Suzy wasn't having any. This was evident in the fact that she walked past him to the window and stood there, her back to him, staring at the dusty blinds. Silently. When Suzy was silent, she was raging inside. This Michael was aware of--despite the fact that he had met her only last week. He decided to drop the bunchy flower issue and go straight for the throat.
"I never promised you anything, Suzy."
Silence.
"What are you doing here, anyway? It's only eleven o'clock. Can't a guy get any sleep without people climbing through his windows?"
Suzy kept her back to him. "I came up the fire escape."
"I know." And he did, too. She always came up the fire escape. He had a front door--a perfectly good one. But she always came through that confounded window with the broken latch by way of that confounded fire escape outside his bathroom window. He had often wondered what kind of an idiot would build a fire escape outside a bathroom. A bathroom!
"Greels--"
"It's Michael."
"Your friends call you Greels--"
"You're not my--", there was a pause as Michael exhaled, "Just call me Michael, okay?"
Suzy whirled around and fixed him with a stare that might have fried an egg. "I hate you Michael Greeley! Who do you think you are? Some kind of a god? Sitting here in your apartment as if you hadn't a care in the world! When people make promises, they--", she looked confused, and her lower lip began to tremble, "When you make a promise, you--you--"

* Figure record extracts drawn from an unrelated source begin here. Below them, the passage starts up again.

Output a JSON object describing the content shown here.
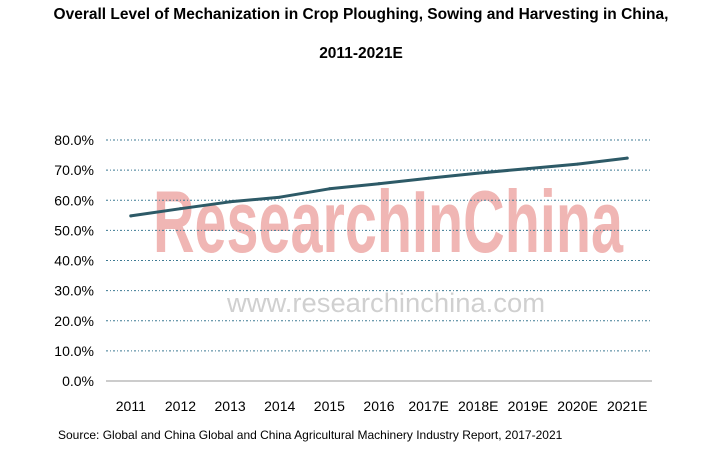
{
  "title_line1": "Overall Level of Mechanization in Crop Ploughing, Sowing and Harvesting in China,",
  "title_line2": "2011-2021E",
  "source": "Source: Global and China Global and China Agricultural Machinery Industry Report, 2017-2021",
  "watermark": {
    "logo_text": "ResearchInChina",
    "url_text": "www.researchinchina.com"
  },
  "colors": {
    "line": "#2d5a67",
    "grid": "#3d7a93",
    "axis": "#999999",
    "watermark_red": "#f0b6b4",
    "watermark_gray": "#d0d0d0"
  },
  "chart_data": {
    "type": "line",
    "title": "Overall Level of Mechanization in Crop Ploughing, Sowing and Harvesting in China, 2011-2021E",
    "xlabel": "",
    "ylabel": "",
    "categories": [
      "2011",
      "2012",
      "2013",
      "2014",
      "2015",
      "2016",
      "2017E",
      "2018E",
      "2019E",
      "2020E",
      "2021E"
    ],
    "series": [
      {
        "values": [
          54.8,
          57.2,
          59.5,
          61.0,
          63.8,
          65.5,
          67.3,
          69.0,
          70.5,
          72.0,
          74.0
        ]
      }
    ],
    "ylim": [
      0,
      80
    ],
    "yticks": [
      "0.0%",
      "10.0%",
      "20.0%",
      "30.0%",
      "40.0%",
      "50.0%",
      "60.0%",
      "70.0%",
      "80.0%"
    ],
    "grid": "horizontal dotted",
    "legend": "none"
  }
}
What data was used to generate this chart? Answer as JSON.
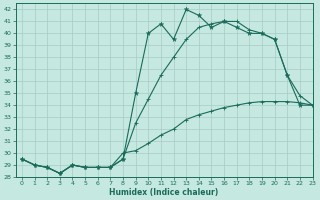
{
  "xlabel": "Humidex (Indice chaleur)",
  "bg_color": "#c5e8e0",
  "line_color": "#1a6b5a",
  "grid_color": "#a8ccc5",
  "xlim": [
    -0.5,
    23
  ],
  "ylim": [
    28,
    42.5
  ],
  "yticks": [
    28,
    29,
    30,
    31,
    32,
    33,
    34,
    35,
    36,
    37,
    38,
    39,
    40,
    41,
    42
  ],
  "xticks": [
    0,
    1,
    2,
    3,
    4,
    5,
    6,
    7,
    8,
    9,
    10,
    11,
    12,
    13,
    14,
    15,
    16,
    17,
    18,
    19,
    20,
    21,
    22,
    23
  ],
  "series1_x": [
    0,
    1,
    2,
    3,
    4,
    5,
    6,
    7,
    8,
    9,
    10,
    11,
    12,
    13,
    14,
    15,
    16,
    17,
    18,
    19,
    20,
    21,
    22,
    23
  ],
  "series1_y": [
    29.5,
    29.0,
    28.8,
    28.3,
    29.0,
    28.8,
    28.8,
    28.8,
    29.5,
    35.0,
    40.0,
    40.8,
    39.5,
    42.0,
    41.5,
    40.5,
    41.0,
    40.5,
    40.0,
    40.0,
    39.5,
    36.5,
    34.0,
    34.0
  ],
  "series2_x": [
    0,
    1,
    2,
    3,
    4,
    5,
    6,
    7,
    8,
    9,
    10,
    11,
    12,
    13,
    14,
    15,
    16,
    17,
    18,
    19,
    20,
    21,
    22,
    23
  ],
  "series2_y": [
    29.5,
    29.0,
    28.8,
    28.3,
    29.0,
    28.8,
    28.8,
    28.8,
    30.0,
    30.2,
    30.8,
    31.5,
    32.0,
    32.8,
    33.2,
    33.5,
    33.8,
    34.0,
    34.2,
    34.3,
    34.3,
    34.3,
    34.2,
    34.0
  ],
  "series3_x": [
    0,
    1,
    2,
    3,
    4,
    5,
    6,
    7,
    8,
    9,
    10,
    11,
    12,
    13,
    14,
    15,
    16,
    17,
    18,
    19,
    20,
    21,
    22,
    23
  ],
  "series3_y": [
    29.5,
    29.0,
    28.8,
    28.3,
    29.0,
    28.8,
    28.8,
    28.8,
    29.5,
    32.5,
    34.5,
    36.5,
    38.0,
    39.5,
    40.5,
    40.8,
    41.0,
    41.0,
    40.3,
    40.0,
    39.5,
    36.5,
    34.8,
    34.0
  ]
}
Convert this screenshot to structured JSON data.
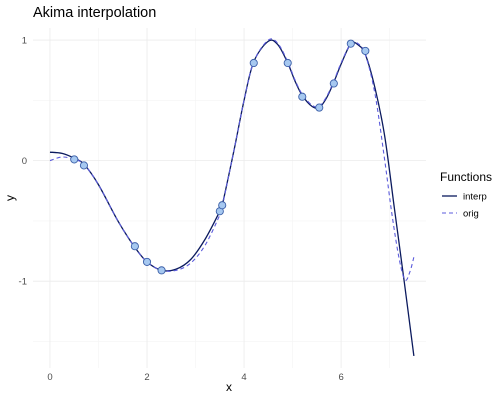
{
  "chart_data": {
    "type": "line",
    "title": "Akima interpolation",
    "xlabel": "x",
    "ylabel": "y",
    "xlim": [
      -0.35,
      7.75
    ],
    "ylim": [
      -1.72,
      1.1
    ],
    "x_ticks": [
      0,
      2,
      4,
      6
    ],
    "x_tick_labels": [
      "0",
      "2",
      "4",
      "6"
    ],
    "y_ticks": [
      -1,
      0,
      1
    ],
    "y_tick_labels": [
      "-1",
      "0",
      "1"
    ],
    "grid": true,
    "legend": {
      "title": "Functions",
      "placement": "right",
      "entries": [
        "interp",
        "orig"
      ]
    },
    "series": [
      {
        "name": "interp",
        "style": "solid",
        "color": "#0b1a5e",
        "x": [
          0,
          0.25,
          0.5,
          0.7,
          1.0,
          1.4,
          1.75,
          2.0,
          2.3,
          2.6,
          2.9,
          3.2,
          3.5,
          3.55,
          3.8,
          4.0,
          4.2,
          4.5,
          4.7,
          4.9,
          5.05,
          5.2,
          5.4,
          5.55,
          5.7,
          5.85,
          6.0,
          6.2,
          6.35,
          6.5,
          6.7,
          6.9,
          7.1,
          7.3,
          7.5
        ],
        "y": [
          0.07,
          0.06,
          0.02,
          -0.03,
          -0.2,
          -0.5,
          -0.72,
          -0.84,
          -0.91,
          -0.9,
          -0.82,
          -0.65,
          -0.42,
          -0.37,
          0.1,
          0.5,
          0.82,
          0.99,
          0.96,
          0.81,
          0.66,
          0.54,
          0.45,
          0.44,
          0.52,
          0.65,
          0.8,
          0.97,
          0.96,
          0.88,
          0.6,
          0.2,
          -0.4,
          -1.0,
          -1.62
        ]
      },
      {
        "name": "orig",
        "style": "dashed",
        "color": "#5b5bdc",
        "x": [
          0,
          0.25,
          0.5,
          0.7,
          1.0,
          1.4,
          1.75,
          2.0,
          2.3,
          2.6,
          2.9,
          3.2,
          3.5,
          3.55,
          3.8,
          4.0,
          4.2,
          4.5,
          4.7,
          4.9,
          5.05,
          5.2,
          5.4,
          5.55,
          5.7,
          5.85,
          6.0,
          6.2,
          6.35,
          6.5,
          6.7,
          6.9,
          7.05,
          7.2,
          7.32,
          7.42,
          7.5
        ],
        "y": [
          0.0,
          0.03,
          0.01,
          -0.03,
          -0.2,
          -0.5,
          -0.72,
          -0.84,
          -0.91,
          -0.91,
          -0.85,
          -0.7,
          -0.45,
          -0.38,
          0.1,
          0.5,
          0.82,
          1.0,
          0.97,
          0.82,
          0.67,
          0.55,
          0.46,
          0.45,
          0.53,
          0.66,
          0.81,
          0.97,
          0.97,
          0.88,
          0.55,
          0.0,
          -0.45,
          -0.82,
          -0.99,
          -0.92,
          -0.8
        ]
      }
    ],
    "points": {
      "fill": "#a6c8f0",
      "stroke": "#3b5fa8",
      "x": [
        0.5,
        0.7,
        1.75,
        2.0,
        2.3,
        3.5,
        3.55,
        4.2,
        4.9,
        5.2,
        5.55,
        5.85,
        6.2,
        6.5
      ],
      "y": [
        0.01,
        -0.04,
        -0.71,
        -0.84,
        -0.91,
        -0.42,
        -0.37,
        0.81,
        0.81,
        0.53,
        0.44,
        0.64,
        0.97,
        0.91
      ]
    }
  }
}
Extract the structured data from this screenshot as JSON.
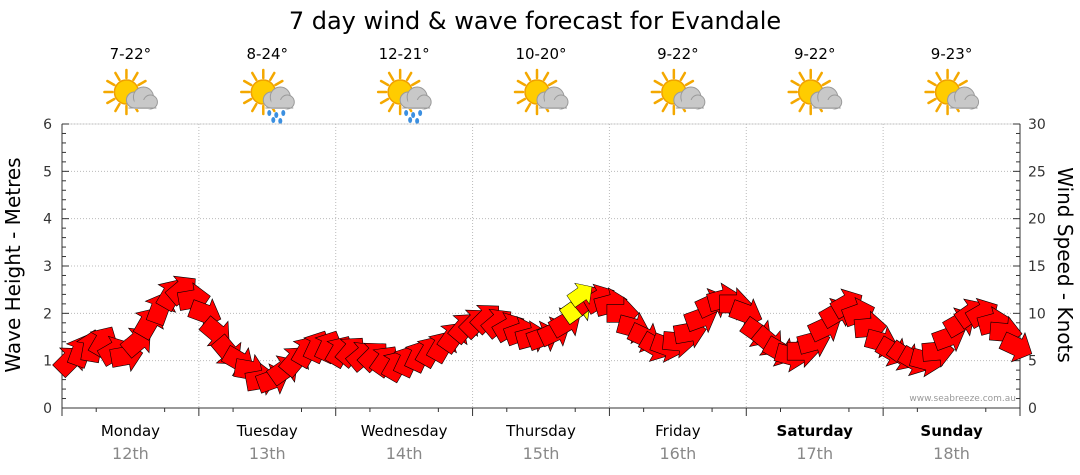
{
  "chart_data": {
    "type": "line",
    "title": "7 day wind & wave forecast for Evandale",
    "ylabel_left": "Wave Height - Metres",
    "ylabel_right": "Wind Speed - Knots",
    "ylim_left": [
      0,
      6
    ],
    "ylim_right": [
      0,
      30
    ],
    "left_ticks": [
      "0",
      "1",
      "2",
      "3",
      "4",
      "5",
      "6"
    ],
    "right_ticks": [
      "0",
      "5",
      "10",
      "15",
      "20",
      "25",
      "30"
    ],
    "days": [
      {
        "name": "Monday",
        "date": "12th",
        "temp": "7-22°",
        "icon": "sun-cloud-icon",
        "bold": false
      },
      {
        "name": "Tuesday",
        "date": "13th",
        "temp": "8-24°",
        "icon": "sun-cloud-rain-icon",
        "bold": false
      },
      {
        "name": "Wednesday",
        "date": "14th",
        "temp": "12-21°",
        "icon": "sun-cloud-rain-icon",
        "bold": false
      },
      {
        "name": "Thursday",
        "date": "15th",
        "temp": "10-20°",
        "icon": "sun-cloud-icon",
        "bold": false
      },
      {
        "name": "Friday",
        "date": "16th",
        "temp": "9-22°",
        "icon": "sun-cloud-icon",
        "bold": false
      },
      {
        "name": "Saturday",
        "date": "17th",
        "temp": "9-22°",
        "icon": "sun-cloud-icon",
        "bold": true
      },
      {
        "name": "Sunday",
        "date": "18th",
        "temp": "9-23°",
        "icon": "sun-cloud-icon",
        "bold": true
      }
    ],
    "wind_series": {
      "name": "Wind Speed (knots)",
      "color": "#ff0000",
      "highlight_color": "#ffff00",
      "highlight_index": 45,
      "values": [
        5,
        6,
        6.5,
        7,
        6,
        5.5,
        7,
        9,
        10.5,
        12,
        12.5,
        11.5,
        10,
        8,
        6,
        5,
        4,
        3,
        3,
        4,
        5,
        6,
        6.5,
        6.5,
        6,
        6,
        5.5,
        5.5,
        5,
        4.5,
        5,
        5.5,
        6,
        6.5,
        7.5,
        8.5,
        9,
        9.5,
        9,
        8.5,
        8,
        7.5,
        7.5,
        8,
        9,
        10.5,
        11.5,
        11.5,
        11,
        10,
        8.5,
        7.5,
        6.5,
        6.5,
        7,
        8,
        9.5,
        11,
        11.5,
        11,
        10,
        8,
        7,
        6,
        5.5,
        6,
        7,
        8.5,
        10,
        11,
        10,
        8.5,
        7,
        6,
        5.5,
        5,
        5,
        6,
        7.5,
        9,
        10,
        10,
        9,
        8,
        6.5
      ],
      "directions_deg": [
        225,
        200,
        190,
        210,
        240,
        260,
        230,
        210,
        200,
        210,
        230,
        260,
        290,
        310,
        320,
        300,
        280,
        260,
        250,
        235,
        220,
        210,
        205,
        205,
        210,
        220,
        230,
        225,
        215,
        210,
        205,
        205,
        210,
        210,
        215,
        220,
        225,
        225,
        230,
        240,
        250,
        255,
        250,
        245,
        240,
        235,
        230,
        240,
        255,
        270,
        285,
        295,
        300,
        290,
        275,
        260,
        250,
        245,
        255,
        270,
        290,
        305,
        310,
        300,
        285,
        270,
        255,
        245,
        240,
        240,
        250,
        265,
        285,
        300,
        305,
        300,
        285,
        265,
        250,
        240,
        235,
        240,
        255,
        275,
        295
      ]
    }
  },
  "credit": "www.seabreeze.com.au"
}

Michael watched as she burst into tears and ran for the bathroom, then listened as the window slid open and crashed back down, as the fire escape clanged and rattled under the light weight of her descent. There was no reason why he should have felt guilty about her crying. He knew he hadn't promised her anything--at least not intentionally. She had been reading things into his words since the day he had met her. So he really couldn't understand why he felt that his day had been ruined, and why his morning slice of leftover pizza just didn't taste as good as usual.